Это был Николай Антоныч.
Узнал ли он меня? Едва ли. Но если и узнал — что было ему до какого—то маленького капитана в потертом кителе, с некрасивым мешком, из которого торчала горбушка хлеба?
Равнодушно скользнул он по моему лицу сонными и властными глазами.
ЧАСТЬ 9.
НАЙТИ И НЕ СДАВАТЬСЯ.
Глава 1.
ЖЕНА.
Точно сиянием светящейся бомбы озарен ночной, незнакомый вокзал на Всполье, полный забот, трудов и волнений войны. Чего не увидишь в этом ярком, неестественном свете! Старший собирает команду, ругаясь, и люди строятся, не выспавшиеся, хмурые, — война! На платформе в ларьке выдают довольствие по командировкам, по аттестату, и бережно берут черный хлеб солдатские руки, — война! Девочка лет пяти потерялась, отстала от эшелона, и уже по радио зовут ее мать — зовут и не могут дозваться, — война! Моряк с мешком в одной руке, с чемоданом в другой слезает с московского поезда, спрашивает, где эвакопункт, и становится в очередь к начальнику в маленькой грязной комнате, битком набитой сидящим, стоящим и спящим народом, — война!

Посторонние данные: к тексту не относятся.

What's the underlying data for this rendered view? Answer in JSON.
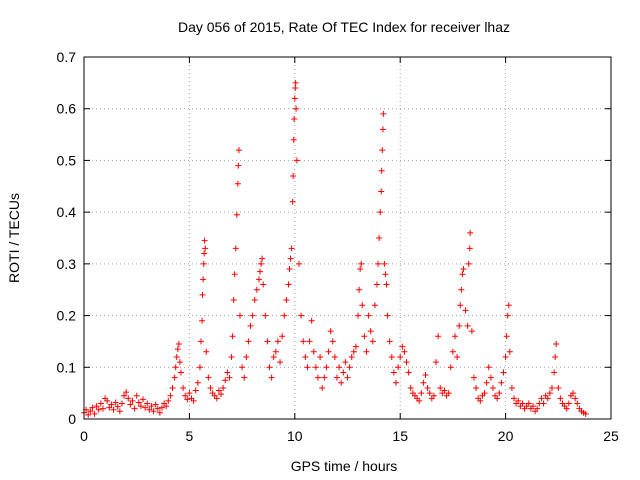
{
  "chart_data": {
    "type": "scatter",
    "title": "Day 056 of 2015, Rate Of TEC Index for receiver lhaz",
    "xlabel": "GPS time / hours",
    "ylabel": "ROTI / TECUs",
    "xlim": [
      0,
      25
    ],
    "ylim": [
      0,
      0.7
    ],
    "xticks": [
      0,
      5,
      10,
      15,
      20,
      25
    ],
    "xtick_labels": [
      "0",
      "5",
      "10",
      "15",
      "20",
      "25"
    ],
    "yticks": [
      0,
      0.1,
      0.2,
      0.3,
      0.4,
      0.5,
      0.6,
      0.7
    ],
    "ytick_labels": [
      "0",
      "0.1",
      "0.2",
      "0.3",
      "0.4",
      "0.5",
      "0.6",
      "0.7"
    ],
    "grid": true,
    "marker": "+",
    "color": "#ff0000",
    "series": [
      {
        "name": "ROTI",
        "points": [
          [
            0.0,
            0.012
          ],
          [
            0.1,
            0.018
          ],
          [
            0.2,
            0.008
          ],
          [
            0.3,
            0.015
          ],
          [
            0.4,
            0.022
          ],
          [
            0.5,
            0.01
          ],
          [
            0.6,
            0.025
          ],
          [
            0.7,
            0.018
          ],
          [
            0.8,
            0.03
          ],
          [
            0.9,
            0.02
          ],
          [
            1.0,
            0.04
          ],
          [
            1.1,
            0.035
          ],
          [
            1.2,
            0.022
          ],
          [
            1.3,
            0.028
          ],
          [
            1.4,
            0.018
          ],
          [
            1.5,
            0.032
          ],
          [
            1.6,
            0.024
          ],
          [
            1.7,
            0.015
          ],
          [
            1.8,
            0.03
          ],
          [
            1.9,
            0.045
          ],
          [
            2.0,
            0.052
          ],
          [
            2.1,
            0.04
          ],
          [
            2.2,
            0.028
          ],
          [
            2.3,
            0.035
          ],
          [
            2.4,
            0.02
          ],
          [
            2.5,
            0.045
          ],
          [
            2.6,
            0.032
          ],
          [
            2.7,
            0.025
          ],
          [
            2.8,
            0.038
          ],
          [
            2.9,
            0.022
          ],
          [
            3.0,
            0.03
          ],
          [
            3.1,
            0.018
          ],
          [
            3.2,
            0.025
          ],
          [
            3.3,
            0.015
          ],
          [
            3.4,
            0.028
          ],
          [
            3.5,
            0.02
          ],
          [
            3.6,
            0.012
          ],
          [
            3.7,
            0.022
          ],
          [
            3.8,
            0.03
          ],
          [
            3.9,
            0.025
          ],
          [
            4.0,
            0.035
          ],
          [
            4.1,
            0.045
          ],
          [
            4.2,
            0.06
          ],
          [
            4.3,
            0.08
          ],
          [
            4.35,
            0.1
          ],
          [
            4.4,
            0.12
          ],
          [
            4.45,
            0.135
          ],
          [
            4.5,
            0.145
          ],
          [
            4.55,
            0.11
          ],
          [
            4.6,
            0.09
          ],
          [
            4.7,
            0.06
          ],
          [
            4.8,
            0.045
          ],
          [
            4.9,
            0.038
          ],
          [
            5.0,
            0.05
          ],
          [
            5.1,
            0.04
          ],
          [
            5.2,
            0.035
          ],
          [
            5.3,
            0.055
          ],
          [
            5.4,
            0.07
          ],
          [
            5.5,
            0.1
          ],
          [
            5.55,
            0.15
          ],
          [
            5.6,
            0.19
          ],
          [
            5.62,
            0.24
          ],
          [
            5.65,
            0.27
          ],
          [
            5.68,
            0.3
          ],
          [
            5.7,
            0.32
          ],
          [
            5.72,
            0.345
          ],
          [
            5.75,
            0.33
          ],
          [
            5.8,
            0.13
          ],
          [
            5.9,
            0.08
          ],
          [
            6.0,
            0.06
          ],
          [
            6.1,
            0.05
          ],
          [
            6.2,
            0.045
          ],
          [
            6.3,
            0.04
          ],
          [
            6.4,
            0.055
          ],
          [
            6.5,
            0.048
          ],
          [
            6.6,
            0.06
          ],
          [
            6.7,
            0.075
          ],
          [
            6.8,
            0.09
          ],
          [
            6.9,
            0.08
          ],
          [
            7.0,
            0.12
          ],
          [
            7.05,
            0.16
          ],
          [
            7.1,
            0.23
          ],
          [
            7.15,
            0.28
          ],
          [
            7.2,
            0.33
          ],
          [
            7.25,
            0.395
          ],
          [
            7.3,
            0.455
          ],
          [
            7.32,
            0.49
          ],
          [
            7.35,
            0.52
          ],
          [
            7.4,
            0.2
          ],
          [
            7.5,
            0.1
          ],
          [
            7.6,
            0.08
          ],
          [
            7.7,
            0.12
          ],
          [
            7.8,
            0.15
          ],
          [
            7.9,
            0.18
          ],
          [
            8.0,
            0.2
          ],
          [
            8.1,
            0.23
          ],
          [
            8.2,
            0.25
          ],
          [
            8.3,
            0.27
          ],
          [
            8.35,
            0.285
          ],
          [
            8.4,
            0.3
          ],
          [
            8.45,
            0.31
          ],
          [
            8.5,
            0.26
          ],
          [
            8.6,
            0.2
          ],
          [
            8.7,
            0.15
          ],
          [
            8.8,
            0.1
          ],
          [
            8.9,
            0.08
          ],
          [
            9.0,
            0.12
          ],
          [
            9.1,
            0.13
          ],
          [
            9.2,
            0.15
          ],
          [
            9.3,
            0.11
          ],
          [
            9.4,
            0.16
          ],
          [
            9.5,
            0.2
          ],
          [
            9.6,
            0.23
          ],
          [
            9.7,
            0.26
          ],
          [
            9.75,
            0.29
          ],
          [
            9.8,
            0.31
          ],
          [
            9.85,
            0.33
          ],
          [
            9.9,
            0.42
          ],
          [
            9.92,
            0.47
          ],
          [
            9.95,
            0.54
          ],
          [
            9.97,
            0.58
          ],
          [
            10.0,
            0.62
          ],
          [
            10.02,
            0.64
          ],
          [
            10.04,
            0.65
          ],
          [
            10.06,
            0.6
          ],
          [
            10.1,
            0.5
          ],
          [
            10.2,
            0.3
          ],
          [
            10.3,
            0.2
          ],
          [
            10.4,
            0.15
          ],
          [
            10.5,
            0.12
          ],
          [
            10.6,
            0.1
          ],
          [
            10.7,
            0.15
          ],
          [
            10.8,
            0.19
          ],
          [
            10.9,
            0.13
          ],
          [
            11.0,
            0.1
          ],
          [
            11.1,
            0.08
          ],
          [
            11.2,
            0.12
          ],
          [
            11.3,
            0.06
          ],
          [
            11.4,
            0.08
          ],
          [
            11.5,
            0.1
          ],
          [
            11.6,
            0.13
          ],
          [
            11.7,
            0.17
          ],
          [
            11.8,
            0.15
          ],
          [
            11.9,
            0.12
          ],
          [
            12.0,
            0.08
          ],
          [
            12.1,
            0.1
          ],
          [
            12.2,
            0.07
          ],
          [
            12.3,
            0.09
          ],
          [
            12.4,
            0.11
          ],
          [
            12.5,
            0.08
          ],
          [
            12.6,
            0.1
          ],
          [
            12.7,
            0.12
          ],
          [
            12.8,
            0.13
          ],
          [
            12.9,
            0.14
          ],
          [
            13.0,
            0.2
          ],
          [
            13.05,
            0.25
          ],
          [
            13.1,
            0.29
          ],
          [
            13.15,
            0.3
          ],
          [
            13.2,
            0.22
          ],
          [
            13.3,
            0.16
          ],
          [
            13.4,
            0.13
          ],
          [
            13.5,
            0.2
          ],
          [
            13.6,
            0.17
          ],
          [
            13.7,
            0.15
          ],
          [
            13.8,
            0.22
          ],
          [
            13.9,
            0.26
          ],
          [
            13.95,
            0.3
          ],
          [
            14.0,
            0.35
          ],
          [
            14.05,
            0.4
          ],
          [
            14.1,
            0.44
          ],
          [
            14.12,
            0.48
          ],
          [
            14.15,
            0.52
          ],
          [
            14.18,
            0.56
          ],
          [
            14.2,
            0.59
          ],
          [
            14.25,
            0.3
          ],
          [
            14.3,
            0.28
          ],
          [
            14.35,
            0.26
          ],
          [
            14.4,
            0.2
          ],
          [
            14.5,
            0.15
          ],
          [
            14.6,
            0.12
          ],
          [
            14.7,
            0.09
          ],
          [
            14.8,
            0.07
          ],
          [
            14.9,
            0.1
          ],
          [
            15.0,
            0.12
          ],
          [
            15.1,
            0.14
          ],
          [
            15.2,
            0.13
          ],
          [
            15.3,
            0.11
          ],
          [
            15.4,
            0.09
          ],
          [
            15.5,
            0.06
          ],
          [
            15.6,
            0.05
          ],
          [
            15.7,
            0.045
          ],
          [
            15.8,
            0.04
          ],
          [
            15.9,
            0.035
          ],
          [
            16.0,
            0.05
          ],
          [
            16.1,
            0.07
          ],
          [
            16.2,
            0.085
          ],
          [
            16.3,
            0.06
          ],
          [
            16.4,
            0.05
          ],
          [
            16.5,
            0.04
          ],
          [
            16.6,
            0.045
          ],
          [
            16.7,
            0.11
          ],
          [
            16.8,
            0.16
          ],
          [
            16.9,
            0.06
          ],
          [
            17.0,
            0.05
          ],
          [
            17.1,
            0.055
          ],
          [
            17.2,
            0.045
          ],
          [
            17.3,
            0.05
          ],
          [
            17.4,
            0.1
          ],
          [
            17.5,
            0.13
          ],
          [
            17.6,
            0.16
          ],
          [
            17.7,
            0.12
          ],
          [
            17.8,
            0.18
          ],
          [
            17.85,
            0.22
          ],
          [
            17.9,
            0.25
          ],
          [
            17.95,
            0.28
          ],
          [
            18.0,
            0.29
          ],
          [
            18.1,
            0.21
          ],
          [
            18.2,
            0.18
          ],
          [
            18.25,
            0.3
          ],
          [
            18.3,
            0.33
          ],
          [
            18.32,
            0.36
          ],
          [
            18.4,
            0.17
          ],
          [
            18.5,
            0.08
          ],
          [
            18.6,
            0.06
          ],
          [
            18.7,
            0.04
          ],
          [
            18.8,
            0.035
          ],
          [
            18.9,
            0.045
          ],
          [
            19.0,
            0.05
          ],
          [
            19.1,
            0.07
          ],
          [
            19.2,
            0.1
          ],
          [
            19.3,
            0.08
          ],
          [
            19.4,
            0.06
          ],
          [
            19.5,
            0.045
          ],
          [
            19.6,
            0.04
          ],
          [
            19.7,
            0.05
          ],
          [
            19.8,
            0.07
          ],
          [
            19.9,
            0.09
          ],
          [
            20.0,
            0.12
          ],
          [
            20.05,
            0.16
          ],
          [
            20.1,
            0.2
          ],
          [
            20.15,
            0.22
          ],
          [
            20.2,
            0.13
          ],
          [
            20.3,
            0.06
          ],
          [
            20.4,
            0.04
          ],
          [
            20.5,
            0.03
          ],
          [
            20.6,
            0.035
          ],
          [
            20.7,
            0.025
          ],
          [
            20.8,
            0.03
          ],
          [
            20.9,
            0.02
          ],
          [
            21.0,
            0.025
          ],
          [
            21.1,
            0.03
          ],
          [
            21.2,
            0.02
          ],
          [
            21.3,
            0.025
          ],
          [
            21.4,
            0.015
          ],
          [
            21.5,
            0.02
          ],
          [
            21.6,
            0.03
          ],
          [
            21.7,
            0.04
          ],
          [
            21.8,
            0.03
          ],
          [
            21.9,
            0.045
          ],
          [
            22.0,
            0.04
          ],
          [
            22.1,
            0.05
          ],
          [
            22.2,
            0.06
          ],
          [
            22.3,
            0.09
          ],
          [
            22.35,
            0.12
          ],
          [
            22.4,
            0.145
          ],
          [
            22.5,
            0.06
          ],
          [
            22.6,
            0.04
          ],
          [
            22.7,
            0.03
          ],
          [
            22.8,
            0.025
          ],
          [
            22.9,
            0.02
          ],
          [
            23.0,
            0.03
          ],
          [
            23.1,
            0.045
          ],
          [
            23.2,
            0.05
          ],
          [
            23.3,
            0.04
          ],
          [
            23.4,
            0.03
          ],
          [
            23.5,
            0.02
          ],
          [
            23.6,
            0.015
          ],
          [
            23.7,
            0.012
          ],
          [
            23.8,
            0.01
          ]
        ]
      }
    ]
  }
}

Все вижу я и все помню. Но медленно среди света и тени находит дорогу сознание, над которым зажглась и повисла гигантская светящаяся бомба войны.
Я вижу себя шагающим в город вдоль ночных, по—летнему тихих полей. Прожектора бродят в покорном, мерцающем покорными звездами небе, Вот и город — на каждой улице меня останавливает и проверяет документы комендантский патруль. Вот и больница для ленинградцев — дежурная сестра обстоятельно объясняет мне, что прошло уже три месяца, как в больнице нет ни одного ленинградца.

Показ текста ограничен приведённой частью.